A Bioética da Beira do leito entende que os diferentes conceitos de saúde não são excludentes entre si, pois cada um deles pode se encaixar melhor em determinadas práticas com distintos focos, assim admitindo permissibilidade moral para todos os entendimentos. A legitimidade da pluralidade ajusta-se, inclusive, para a aplicação da Bioética principialista, pois na atenção à beneficência pode bastar uma deficiência de função de um órgão e para a autonomia conta muito o bem-estar do paciente.
A concepção de saúde com habilidade de adaptação e autogestão traz um paradoxo na conexão médico-paciente. A medicina tem o poder de promover saúde física, emocional e social perante CIDs, porém os benefícios carregam riscos de provocarem adversidades biológicas em um destes setores com preservação dos demais e necessidades de mudanças temporárias ou permanentes na vida do paciente que são passíveis de serem entendidas pelo paciente como insuportável dano, indesejado enfrentamento de situação difícil e incômodo comprometimento da liberdade em relação ao outro. A medicina preventiva é pedagógica neste contexto ao inserir o conceito de fator de risco para doença.

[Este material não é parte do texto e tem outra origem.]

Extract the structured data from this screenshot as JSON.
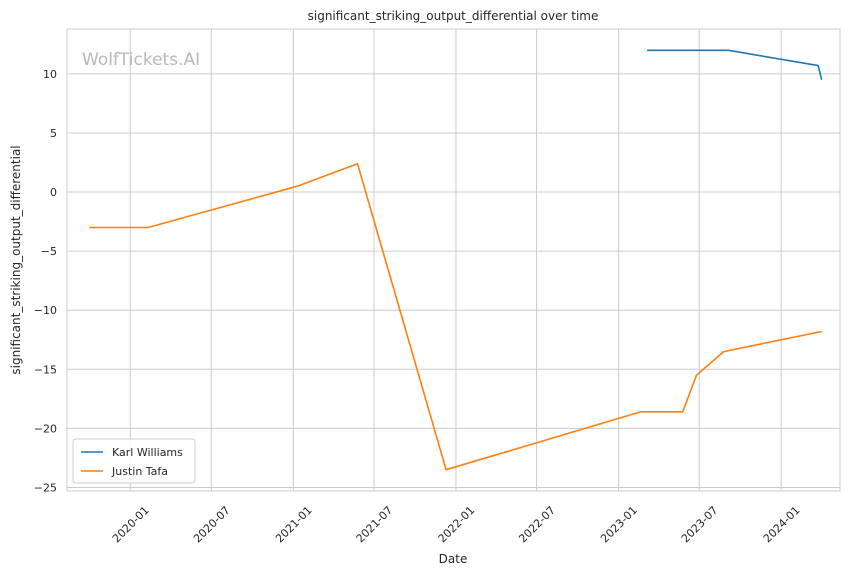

Quando um Não doutor acontece, a contrariedade à recomendação correta sob o ponto de vista científico figura-se como o médico pendurado na lâmpada (ciência) no teto destituído da escada (o paciente). Se o respeito à tecnociência sustenta a beneficência da conduta recomendável, a preocupação com a receptividade humana à aplicação no processo decisório inicia-se com o respeito à não maleficência possível na conduta aplicável e termina com o respeito ao direito do paciente a consentir ou não na conduta consentida ou na conduta contrariada. Tanto esforço diagnóstico para nada, dirá o médico frustrado com o exercício do seu dever investigativo, é meu direito manifestar que a minha expectativa é outra, dirá o paciente. A Bioética assiste no intransitivo.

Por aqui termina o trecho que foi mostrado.